- Born: Hồ Mạnh Dũng 1962 (age 63–64) Saigon, South Vietnam
- Origin: United States
- Genres: Pop
- Years active: 1990–present
- Labels: Thúy Nga & Asia Music Corporation

= Don Hồ =

Vietnamese-American singer

Hồ Mạnh Dũng (born 1962), better known as Don Hồ is a Vietnamese American singer who is known for appearing in Paris by Night.

==Early life==
Don Hồ, whose real name is Hồ Mạnh Dũng, was born on February 22, 1962, in Saigon, South Vietnam. His family originally came from northern Vietnam, but they left in 1954 through Operation Passage to Freedom, fleeing the encroachment of communist rule over North Vietnam. He came to the United States in 1980 and attended Santa Ana Valley High School. During his senior year, he participated in a choral group called Chamber Singers. As a young man, Don Hồ has proved to be skillful in painting. He received a scholarship from an art school in New York, but his love for singing turned him from his path to becoming a painter.

==Career==

===Thúy Nga (1990–2004, 2008–present)===
In 1990, Don Hồ appeared in two medleys in Paris By Night 12. After the release of the VHS, fans praised the singer and requested more from him. He performed for Paris by Night 15 in 1992, singing Paul Anka's song, Diana and starting a decade-long career with Thúy Nga. They had many notable hits, such as "Tinh Nhat Phai (Caravan of Life)", "Vuc Sau Hanh Phuc", "I (Who Have Nothing)", & "Mot Thuo Yeu Nguoi". In 2000, to celebrate Hồ's 10th year with the production, Thuy Nga released "Nhip Buoc Hoang Vu," a video collection featuring new music videos, an interview with Don Hồ, and singers congratulating him on his success. But soon after, Don's career took a step back as younger singers came in to match a new generation. 2004 brought Paris By Night 73 with Don Hồ performing with Loan Châu in a Chinese-inspired performance. At this time, Don decided to not renew his contract with Thúy Nga, to pursue other ventures with other music companies.
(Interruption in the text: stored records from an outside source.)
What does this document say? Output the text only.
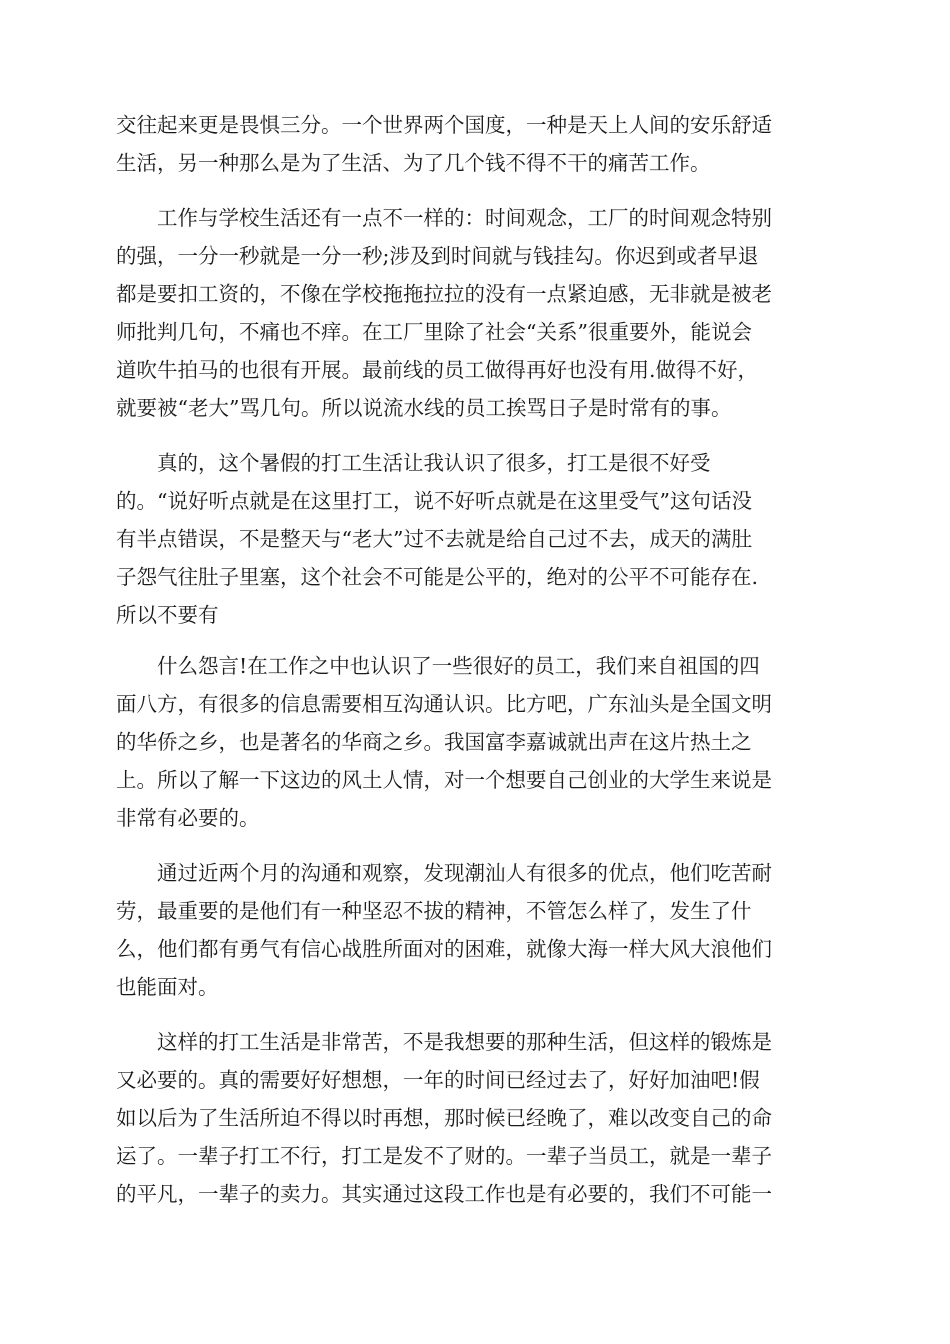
交往起来更是畏惧三分。一个世界两个国度，一种是天上人间的安乐舒适
生活，另一种那么是为了生活、为了几个钱不得不干的痛苦工作。

工作与学校生活还有一点不一样的：时间观念，工厂的时间观念特别
的强，一分一秒就是一分一秒;涉及到时间就与钱挂勾。你迟到或者早退
都是要扣工资的，不像在学校拖拖拉拉的没有一点紧迫感，无非就是被老
师批判几句，不痛也不痒。在工厂里除了社会“关系”很重要外，能说会
道吹牛拍马的也很有开展。最前线的员工做得再好也没有用.做得不好，
就要被“老大”骂几句。所以说流水线的员工挨骂日子是时常有的事。

真的，这个暑假的打工生活让我认识了很多，打工是很不好受
的。“说好听点就是在这里打工，说不好听点就是在这里受气”这句话没
有半点错误，不是整天与“老大”过不去就是给自己过不去，成天的满肚
子怨气往肚子里塞，这个社会不可能是公平的，绝对的公平不可能存在.
所以不要有

什么怨言!在工作之中也认识了一些很好的员工，我们来自祖国的四
面八方，有很多的信息需要相互沟通认识。比方吧，广东汕头是全国文明
的华侨之乡，也是著名的华商之乡。我国富李嘉诚就出声在这片热土之
上。所以了解一下这边的风土人情，对一个想要自己创业的大学生来说是
非常有必要的。

通过近两个月的沟通和观察，发现潮汕人有很多的优点，他们吃苦耐
劳，最重要的是他们有一种坚忍不拔的精神，不管怎么样了，发生了什
么，他们都有勇气有信心战胜所面对的困难，就像大海一样大风大浪他们
也能面对。

这样的打工生活是非常苦，不是我想要的那种生活，但这样的锻炼是
又必要的。真的需要好好想想，一年的时间已经过去了，好好加油吧!假
如以后为了生活所迫不得以时再想，那时候已经晚了，难以改变自己的命
运了。一辈子打工不行，打工是发不了财的。一辈子当员工，就是一辈子
的平凡，一辈子的卖力。其实通过这段工作也是有必要的，我们不可能一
In 2008, Thúy Nga celebrated Paris by Nights 25th Anniversary. Don Hồ decided to return to Thúy Nga at this point, a few years after his contract ended and after venturing with other productions. He performed Diem Xua by Trịnh Công Sơn in a sea-inspired production which was highly praised for his return. As of 2013, Don has performed in each Paris by Night production, except Paris By Night 97, as he wasn't a participant of the competition. In these performances, Don is well known to have created animations to go with the song, seen in "LK Tinh Em Ngon Nen", "Con Tim Mu Loa", and "Tai Sao La Khong?". He is also well known for performing duets with the likes of Thanh Ha, Chau Ngoc, and Nhu Loan.

===Other ventures===
As Don left Thúy Nga after his contract expires, he would sign with Asia Productions, which he had relations with in the 1990s. He first appear with the production in their first video, taking place in Las Vegas. The song that Don Hồ would be best known for, is "Trai Tim Mua Dong" which appeared in Asia's Christmas Special in 1995. During this time, Don would not appear on Asia's stage as his Thúy Nga contract and other obligations prevented him from appearing, so he would appear in music videos made for the program. In 2005, Don's contract with Thúy Nga had ended, so Don went on to appear in numerous Asia videos. Asia's fans had lauded the return of Don Hồ as he brought creativity to his appearances and in these performances, Don would perform by himself and in duets with Lam Thuy Van, Lam Nhat Tien, and Dieu Huong, who writes many of the songs Don has performed. During this time, he appeared in many other videos including Tinh Music and Van Son Entertainment. Many of them included Don Hồ's graphics and artwork, which has amazed fans everywhere. Don has ended pursuing other ventures, as he returned to Thúy Nga, where he is more globally recognized.

==Personal life==
He attended Chu Van An School in Saigon, Katella High School, Los Amigos High School and later Orange Coast College, Golden West College, and Cal State Fullerton. Don Hồ currently lives in Santa Monica, California.